The Hong Kong Convention, adopted in 2009 and entering into force in 2025 unchanged, was never designed as a gold standard. It was a compromise, an attempt to regulate existing practices, including beaching, with incremental improvements. It was a starting point. Yet today, it is increasingly presented as the destination. That is not evolution. It is entrenchment.
The idea that the industry should scale what already exists sounds practical. It is also the fastest way to ensure nothing fundamentally changes. There was a time when men carried cargo on their backs through ship holds. It worked. It scaled. It employed thousands of people. It also disappeared. Those same economies now operate gantry cranes and automated terminals. Workers did not vanish, they moved up the value chain.
The same transition is visible on the streets.
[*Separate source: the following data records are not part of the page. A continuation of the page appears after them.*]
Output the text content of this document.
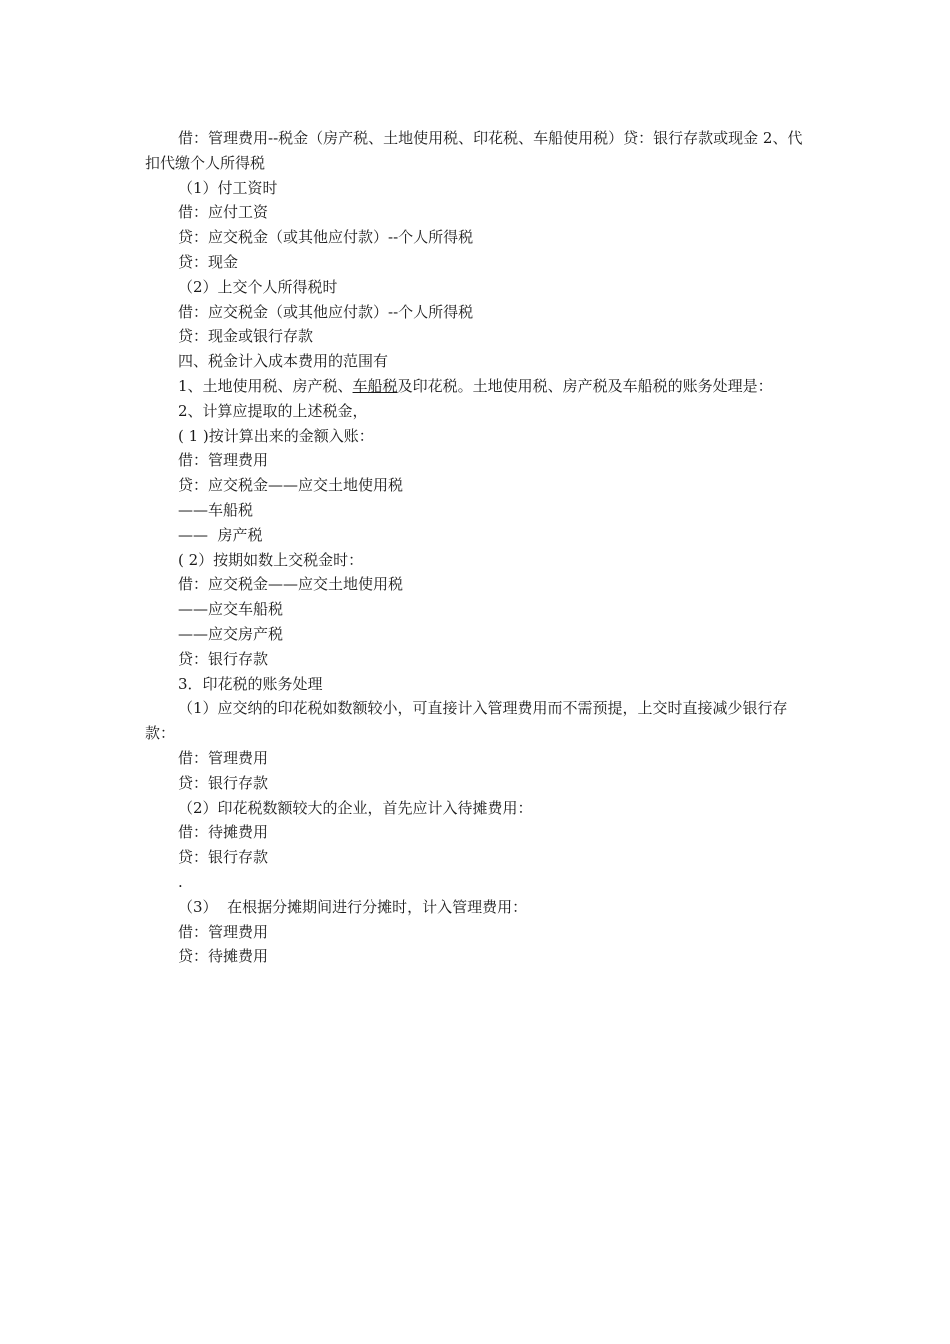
借：管理费用--税金（房产税、土地使用税、印花税、车船使用税）贷：银行存款或现金 2、代扣代缴个人所得税

（1）付工资时

借：应付工资

贷：应交税金（或其他应付款）--个人所得税

贷：现金

（2）上交个人所得税时

借：应交税金（或其他应付款）--个人所得税

贷：现金或银行存款

四、税金计入成本费用的范围有

1、土地使用税、房产税、车船税及印花税。土地使用税、房产税及车船税的账务处理是：

2、计算应提取的上述税金，

( 1 )按计算出来的金额入账：

借：管理费用

贷：应交税金——应交土地使用税

——车船税

——  房产税

( 2）按期如数上交税金时：

借：应交税金——应交土地使用税

——应交车船税

——应交房产税

贷：银行存款

3．印花税的账务处理

（1）应交纳的印花税如数额较小，可直接计入管理费用而不需预提，上交时直接减少银行存款：

借：管理费用

贷：银行存款

（2）印花税数额较大的企业，首先应计入待摊费用：

借：待摊费用

贷：银行存款

.

（3）  在根据分摊期间进行分摊时，计入管理费用：

借：管理费用

贷：待摊费用
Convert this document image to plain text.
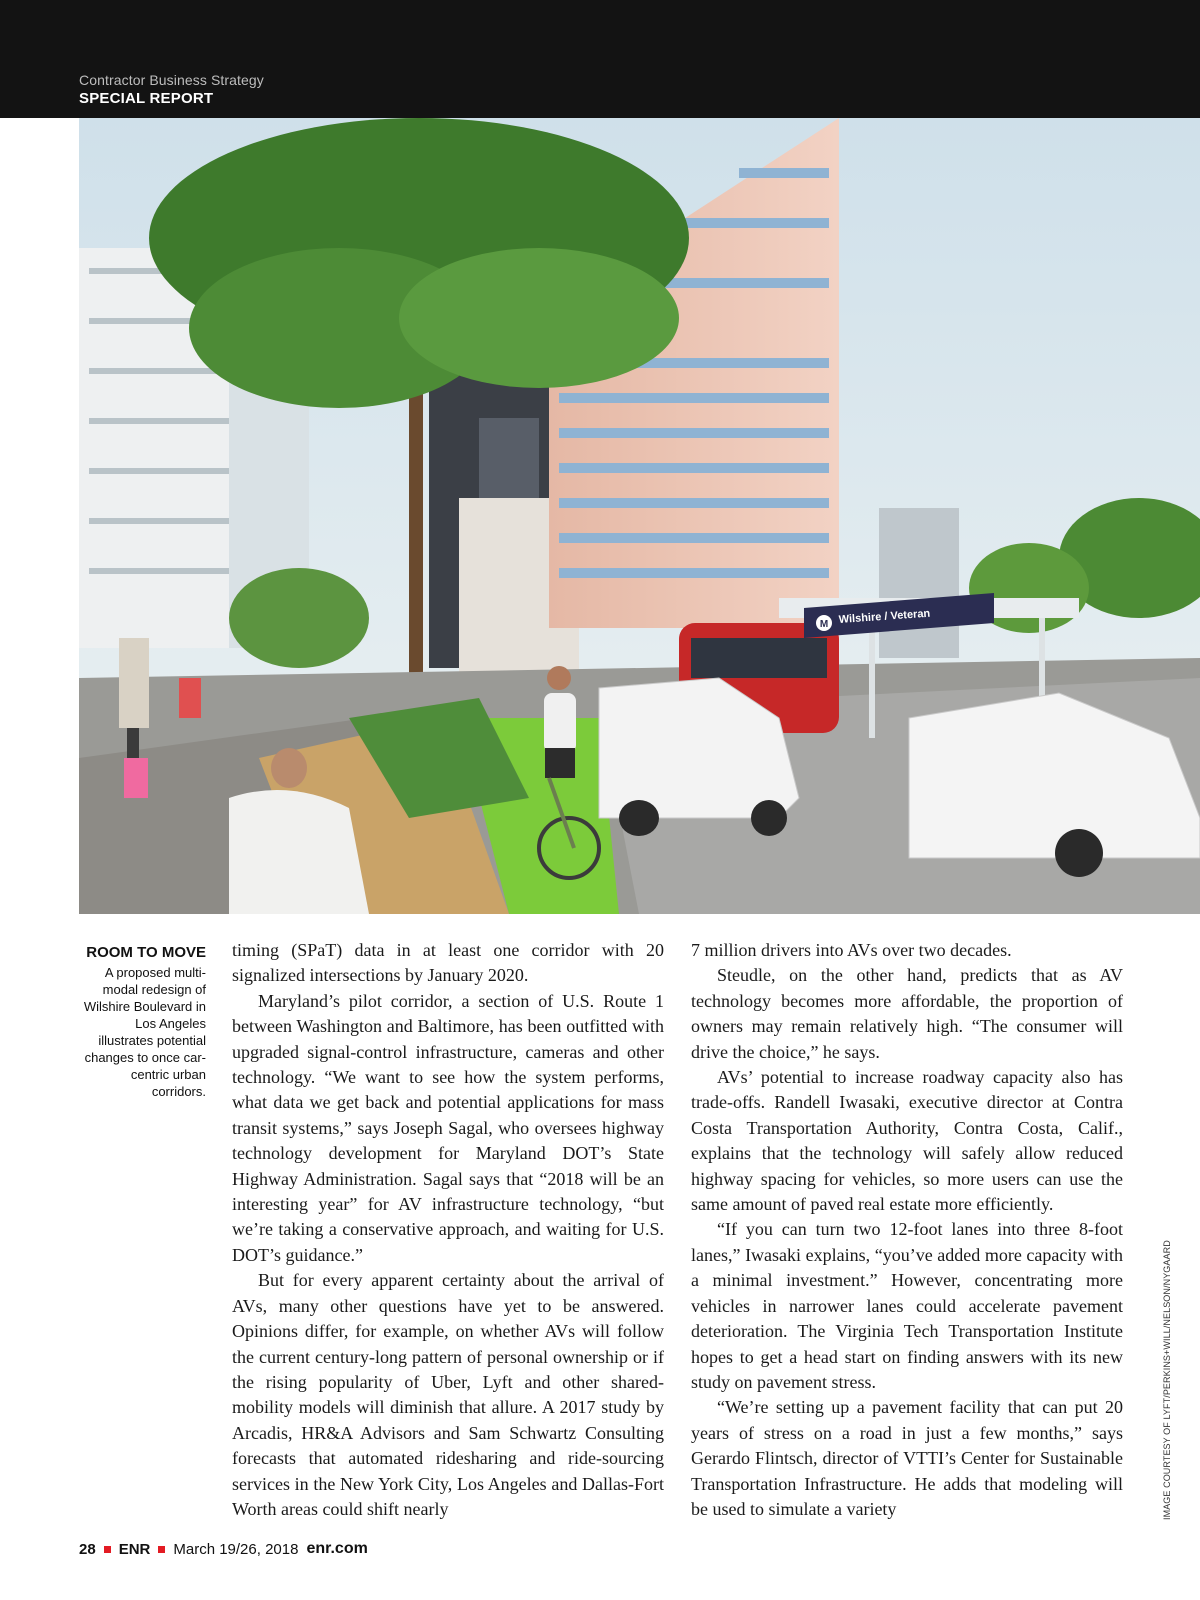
Contractor Business Strategy
SPECIAL REPORT
M Wilshire / Veteran
ROOM TO MOVE
A proposed multi-modal redesign of Wilshire Boulevard in Los Angeles illustrates potential changes to once car-centric urban corridors.

timing (SPaT) data in at least one corridor with 20 signalized intersections by January 2020.

Maryland’s pilot corridor, a section of U.S. Route 1 between Washington and Baltimore, has been outfitted with upgraded signal-control infrastructure, cameras and other technology. “We want to see how the system performs, what data we get back and potential applications for mass transit systems,” says Joseph Sagal, who oversees highway technology development for Maryland DOT’s State Highway Administration. Sagal says that “2018 will be an interesting year” for AV infrastructure technology, “but we’re taking a conservative approach, and waiting for U.S. DOT’s guidance.”

But for every apparent certainty about the arrival of AVs, many other questions have yet to be answered. Opinions differ, for example, on whether AVs will follow the current century-long pattern of personal ownership or if the rising popularity of Uber, Lyft and other shared-mobility models will diminish that allure. A 2017 study by Arcadis, HR&A Advisors and Sam Schwartz Consulting forecasts that automated ridesharing and ride-sourcing services in the New York City, Los Angeles and Dallas-Fort Worth areas could shift nearly

7 million drivers into AVs over two decades.

Steudle, on the other hand, predicts that as AV technology becomes more affordable, the proportion of owners may remain relatively high. “The consumer will drive the choice,” he says.

AVs’ potential to increase roadway capacity also has trade-offs. Randell Iwasaki, executive director at Contra Costa Transportation Authority, Contra Costa, Calif., explains that the technology will safely allow reduced highway spacing for vehicles, so more users can use the same amount of paved real estate more efficiently.

“If you can turn two 12-foot lanes into three 8-foot lanes,” Iwasaki explains, “you’ve added more capacity with a minimal investment.” However, concentrating more vehicles in narrower lanes could accelerate pavement deterioration. The Virginia Tech Transportation Institute hopes to get a head start on finding answers with its new study on pavement stress.

“We’re setting up a pavement facility that can put 20 years of stress on a road in just a few months,” says Gerardo Flintsch, director of VTTI’s Center for Sustainable Transportation Infrastructure. He adds that modeling will be used to simulate a variety	IMAGE COURTESY OF LYFT/PERKINS+WILL/NELSON/NYGAARD
28 ENR March 19/26, 2018 enr.com
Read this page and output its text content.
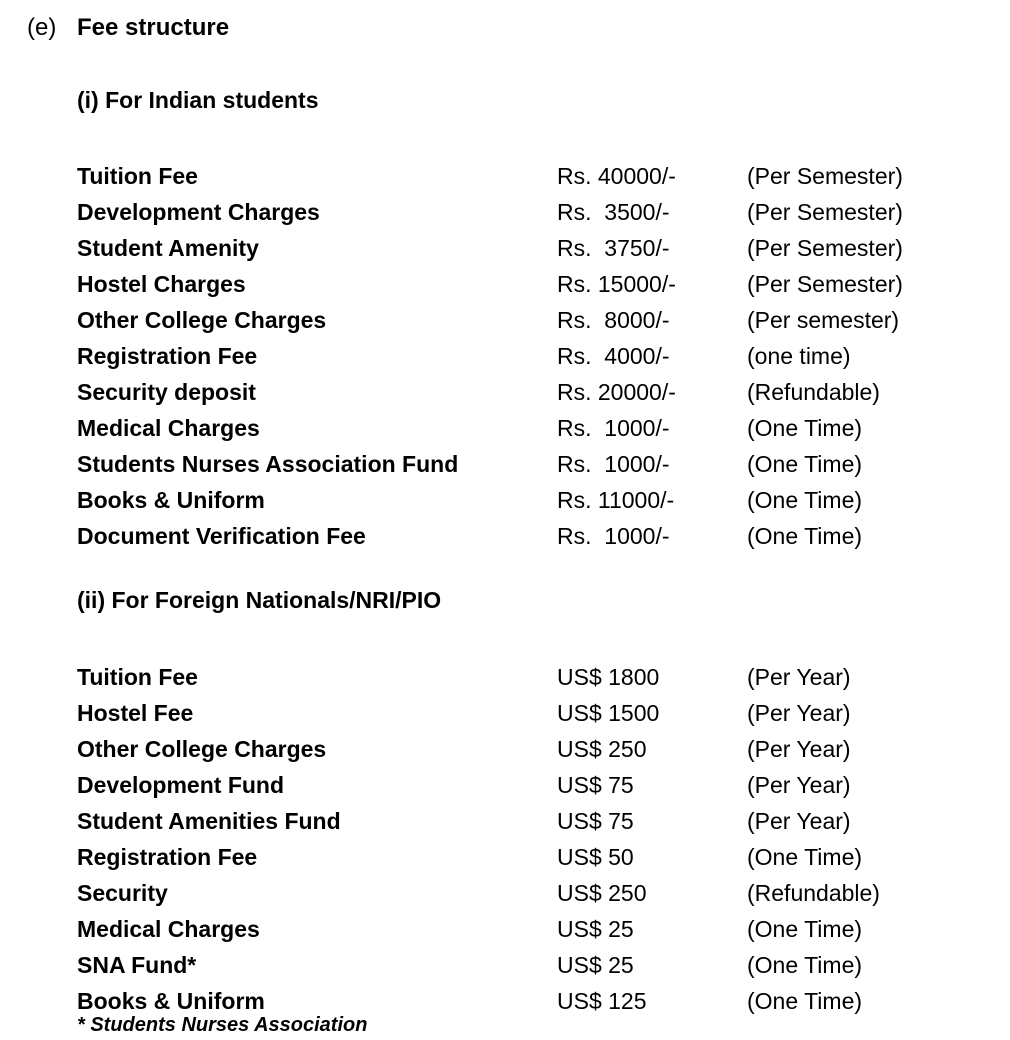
(e) Fee structure
(i) For Indian students
Tuition Fee	Rs. 40000/-	(Per Semester)
Development Charges	Rs.  3500/-	(Per Semester)
Student Amenity	Rs.  3750/-	(Per Semester)
Hostel Charges	Rs. 15000/-	(Per Semester)
Other College Charges	Rs.  8000/-	(Per semester)
Registration Fee	Rs.  4000/-	(one time)
Security deposit	Rs. 20000/-	(Refundable)
Medical Charges	Rs.  1000/-	(One Time)
Students Nurses Association Fund	Rs.  1000/-	(One Time)
Books & Uniform	Rs. 11000/-	(One Time)
Document Verification Fee	Rs.  1000/-	(One Time)
(ii) For Foreign Nationals/NRI/PIO
Tuition Fee	US$ 1800	(Per Year)
Hostel Fee	US$ 1500	(Per Year)
Other College Charges	US$ 250	(Per Year)
Development Fund	US$ 75	(Per Year)
Student Amenities Fund	US$ 75	(Per Year)
Registration Fee	US$ 50	(One Time)
Security	US$ 250	(Refundable)
Medical Charges	US$ 25	(One Time)
SNA Fund*	US$ 25	(One Time)
Books & Uniform	US$ 125	(One Time)
* Students Nurses Association
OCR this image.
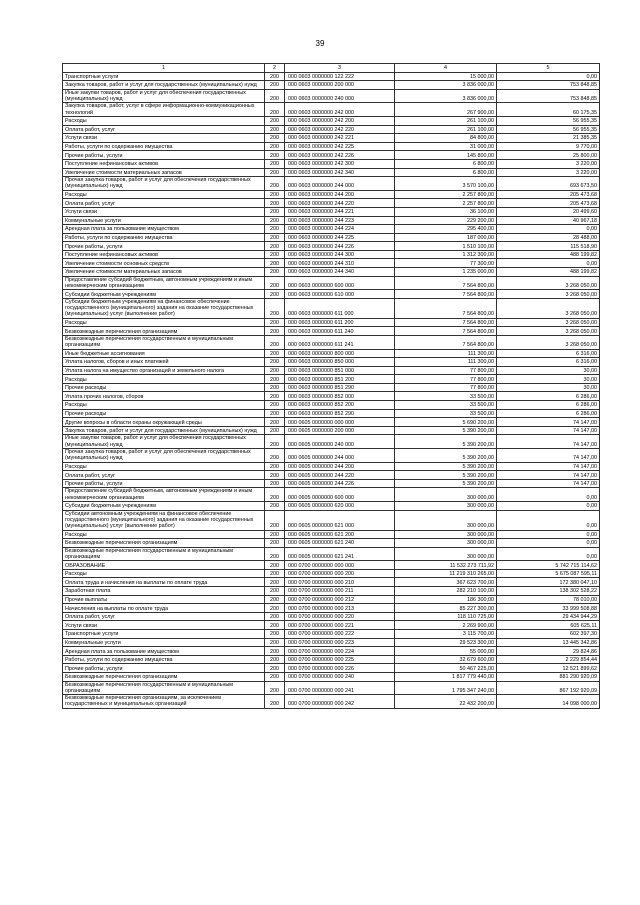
39
1	2	3	4	5
Транспортные услуги	200	000 0603 0000000 122 222	15 000,00	0,00
Закупка товаров, работ и услуг для государственных (муниципальных) нужд	200	000 0603 0000000 200 000	3 836 000,00	753 848,85
Иные закупки товаров, работ и услуг для обеспечения государственных (муниципальных) нужд	200	000 0603 0000000 240 000	3 836 000,00	753 848,85
Закупка товаров, работ, услуг в сфере информационно-коммуникационных технологий	200	000 0603 0000000 242 000	267 900,00	60 175,35
Расходы	200	000 0603 0000000 242 200	261 100,00	56 955,35
Оплата работ, услуг	200	000 0603 0000000 242 220	261 100,00	56 955,35
Услуги связи	200	000 0603 0000000 242 221	84 800,00	21 385,35
Работы, услуги по содержанию имущества	200	000 0603 0000000 242 225	31 000,00	9 770,00
Прочие работы, услуги	200	000 0603 0000000 242 226	145 800,00	25 800,00
Поступление нефинансовых активов	200	000 0603 0000000 242 300	6 800,00	3 220,00
Увеличение стоимости материальных запасов	200	000 0603 0000000 242 340	6 800,00	3 220,00
Прочая закупка товаров, работ и услуг для обеспечения государственных (муниципальных) нужд	200	000 0603 0000000 244 000	3 570 100,00	693 673,50
Расходы	200	000 0603 0000000 244 200	2 257 800,00	205 473,68
Оплата работ, услуг	200	000 0603 0000000 244 220	2 257 800,00	205 473,68
Услуги связи	200	000 0603 0000000 244 221	36 100,00	20 499,60
Коммунальные услуги	200	000 0603 0000000 244 223	229 200,00	40 967,18
Арендная плата за пользование имуществом	200	000 0603 0000000 244 224	295 400,00	0,00
Работы, услуги по содержанию имущества	200	000 0603 0000000 244 225	187 000,00	28 488,00
Прочие работы, услуги	200	000 0603 0000000 244 226	1 510 100,00	115 518,90
Поступление нефинансовых активов	200	000 0603 0000000 244 300	1 312 300,00	488 199,82
Увеличение стоимости основных средств	200	000 0603 0000000 244 310	77 300,00	0,00
Увеличение стоимости материальных запасов	200	000 0603 0000000 244 340	1 235 000,00	488 199,82
Предоставление субсидий бюджетным, автономным учреждениям и иным некоммерческим организациям	200	000 0603 0000000 600 000	7 564 800,00	3 268 050,00
Субсидии бюджетным учреждениям	200	000 0603 0000000 610 000	7 564 800,00	3 268 050,00
Субсидии бюджетным учреждениям на финансовое обеспечение государственного (муниципального) задания на оказание государственных (муниципальных) услуг (выполнение работ)	200	000 0603 0000000 611 000	7 564 800,00	3 268 050,00
Расходы	200	000 0603 0000000 611 200	7 564 800,00	3 268 050,00
Безвозмездные перечисления организациям	200	000 0603 0000000 611 240	7 564 800,00	3 268 050,00
Безвозмездные перечисления государственным и муниципальным организациям	200	000 0603 0000000 611 241	7 564 800,00	3 268 050,00
Иные бюджетные ассигнования	200	000 0603 0000000 800 000	111 300,00	6 316,00
Уплата налогов, сборов и иных платежей	200	000 0603 0000000 850 000	111 300,00	6 316,00
Уплата налога на имущество организаций и земельного налога	200	000 0603 0000000 851 000	77 800,00	30,00
Расходы	200	000 0603 0000000 851 200	77 800,00	30,00
Прочие расходы	200	000 0603 0000000 851 290	77 800,00	30,00
Уплата прочих налогов, сборов	200	000 0603 0000000 852 000	33 500,00	6 286,00
Расходы	200	000 0603 0000000 852 200	33 500,00	6 286,00
Прочие расходы	200	000 0603 0000000 852 290	33 500,00	6 286,00
Другие вопросы в области охраны окружающей среды	200	000 0605 0000000 000 000	5 690 200,00	74 147,00
Закупка товаров, работ и услуг для государственных (муниципальных) нужд	200	000 0605 0000000 200 000	5 390 200,00	74 147,00
Иные закупки товаров, работ и услуг для обеспечения государственных (муниципальных) нужд	200	000 0605 0000000 240 000	5 390 200,00	74 147,00
Прочая закупка товаров, работ и услуг для обеспечения государственных (муниципальных) нужд	200	000 0605 0000000 244 000	5 390 200,00	74 147,00
Расходы	200	000 0605 0000000 244 200	5 390 200,00	74 147,00
Оплата работ, услуг	200	000 0605 0000000 244 220	5 390 200,00	74 147,00
Прочие работы, услуги	200	000 0605 0000000 244 226	5 390 200,00	74 147,00
Предоставление субсидий бюджетным, автономным учреждениям и иным некоммерческим организациям	200	000 0605 0000000 600 000	300 000,00	0,00
Субсидии бюджетным учреждениям	200	000 0605 0000000 620 000	300 000,00	0,00
Субсидии автономным учреждениям на финансовое обеспечение государственного (муниципального) задания на оказание государственных (муниципальных) услуг (выполнение работ)	200	000 0605 0000000 621 000	300 000,00	0,00
Расходы	200	000 0605 0000000 621 200	300 000,00	0,00
Безвозмездные перечисления организациям	200	000 0605 0000000 621 240	300 000,00	0,00
Безвозмездные перечисления государственным и муниципальным организациям	200	000 0605 0000000 621 241	300 000,00	0,00
ОБРАЗОВАНИЕ	200	000 0700 0000000 000 000	11 532 273 711,92	5 742 715 114,62
Расходы	200	000 0700 0000000 000 200	11 219 310 265,00	5 675 087 595,11
Оплата труда и начисления на выплаты по оплате труда	200	000 0700 0000000 000 210	367 623 700,00	172 380 047,10
Заработная плата	200	000 0700 0000000 000 211	282 210 100,00	138 302 528,22
Прочие выплаты	200	000 0700 0000000 000 212	186 300,00	78 010,00
Начисления на выплаты по оплате труда	200	000 0700 0000000 000 213	85 227 300,00	33 999 508,88
Оплата работ, услуг	200	000 0700 0000000 000 220	118 110 725,00	29 434 944,29
Услуги связи	200	000 0700 0000000 000 221	2 269 900,00	605 625,11
Транспортные услуги	200	000 0700 0000000 000 222	3 115 700,00	602 397,30
Коммунальные услуги	200	000 0700 0000000 000 223	29 523 300,00	13 445 342,86
Арендная плата за пользование имуществом	200	000 0700 0000000 000 224	55 000,00	29 824,86
Работы, услуги по содержанию имущества	200	000 0700 0000000 000 225	32 679 600,00	2 229 854,44
Прочие работы, услуги	200	000 0700 0000000 000 226	50 467 225,00	12 521 899,62
Безвозмездные перечисления организациям	200	000 0700 0000000 000 240	1 817 779 440,00	881 290 920,09
Безвозмездные перечисления государственным и муниципальным организациям	200	000 0700 0000000 000 241	1 795 347 240,00	867 192 920,09
Безвозмездные перечисления организациям, за исключением государственных и муниципальных организаций	200	000 0700 0000000 000 242	22 432 200,00	14 098 000,00
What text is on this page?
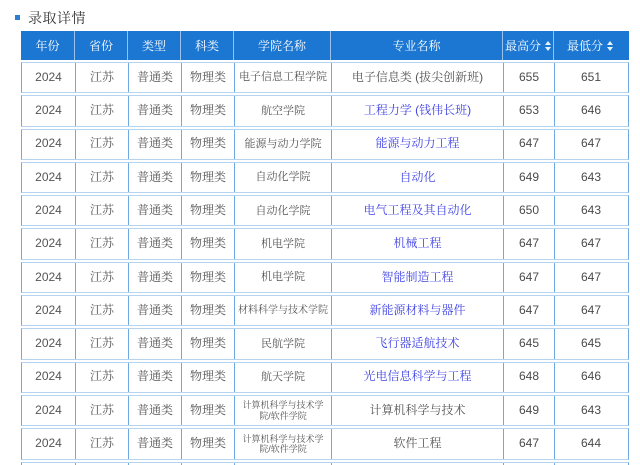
录取详情
年份 省份 类型 科类	学院名称	专业名称	最高分 最低分
2024	江苏	普通类	物理类	电子信息工程学院	电子信息类 (拔尖创新班)	655	651
2024	江苏	普通类	物理类	航空学院	工程力学 (钱伟长班)	653	646
2024	江苏	普通类	物理类	能源与动力学院	能源与动力工程	647	647
2024	江苏	普通类	物理类	自动化学院	自动化	649	643
2024	江苏	普通类	物理类	自动化学院	电气工程及其自动化	650	643
2024	江苏	普通类	物理类	机电学院	机械工程	647	647
2024	江苏	普通类	物理类	机电学院	智能制造工程	647	647
2024	江苏	普通类	物理类	材料科学与技术学院	新能源材料与器件	647	647
2024	江苏	普通类	物理类	民航学院	飞行器适航技术	645	645
2024	江苏	普通类	物理类	航天学院	光电信息科学与工程	648	646
2024	江苏	普通类	物理类	计算机科学与技术学院/软件学院	计算机科学与技术	649	643
2024	江苏	普通类	物理类	计算机科学与技术学院/软件学院	软件工程	647	644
In many places, the barefoot rickshaw puller has been replaced by electric rickshaw operators, who are owners, not labourers. Progress did not remove livelihoods. It upgraded them.
This raises an uncomfortable question for ship recycling: are we defending jobs or defending the conditions in which those jobs are performed?
Manual cutting in open environments, exposure to hazardous materials, and labour operating at the edge of risk are images still associated with parts of this industry, but they are not inevitabilities. They are choices. The assertion that “capacity cannot appear on demand” is true—but incomplete. Capacity appears where capital, regulation, and intent align. Ship recycling is now at that moment.
HKC-compliant yards represent improvement. However, they do not yet represent full containment, zero discharge, dock-based dismantling, or integrated circular systems. These are not aspirational ideals. They are where the rest of heavy industry has already gone.
Frameworks such as the EU Ship Recycling Regulation and emerging UAE models are moving toward closed-loop, industrialised processes. Calling HKC compliance “the solution” risks freezing the industry at the level of its compromise.
Lifecycle arguments, particularly concerning rerolling, are often cited to defend the current system. They are valid, but incomplete. If lifecycle thinking is the benchmark, then transparency on hazardous waste, traceability of pollutants, and independently verified emissions must also be non-negotiable. They rarely are.
The ecosystem argument that recycling must remain where it already exists is equally fragile. Ecosystems are not permanent. They are transitional. If they were not, containerisation would never have replaced breakbulk.
The real risk is not a lack of industry capacity. It becomes comfortable with a version of itself that no longer meets the expectations being placed upon it.
HKC-compliant yards are not the problem. But they aren’t the endgame either. They are a bridge and bridges are meant to be crossed.
The commercial landscape is already shifting. What was once a purely price-driven decision is now increasingly shaped by capital providers, cargo owners, and regulators demanding verifiable sustainability. The question is no longer, “What is cheapest?” It is “what stands up to scrutiny?”
A principle that remains underemphasised is accountability at the source. Ships are not accidental waste. They are engineered assets. Yet their end-of-life responsibility is largely externalised. That disconnect is unlikely to hold. A credible future points towards integration: dismantling as reverse engineering, not improvisation; dry docks instead of tidal flats; skilled, permanent industrial workforces instead of exposure-based labour; and risk contained within auditable systems.
This is not idealism. It is where every high-risk industry eventually ends up. The industry is not choosing between geographies or methods. It is a choice between comfort and change.
There was enough breakbulk capacity. There were enough legacy systems. The world still moved on.
Ship recycling will too. The only question is whether the industry will lead that transition or wait to be forced into it like doubled hull tankers. Many stakeholders engaging with EEC are already asking for non-beaching solutions, and capacity is beginning to scale accordingly. Market expectations, not HKC alone, are driving this shift. Therefore, HKC should not be treated as a panacea.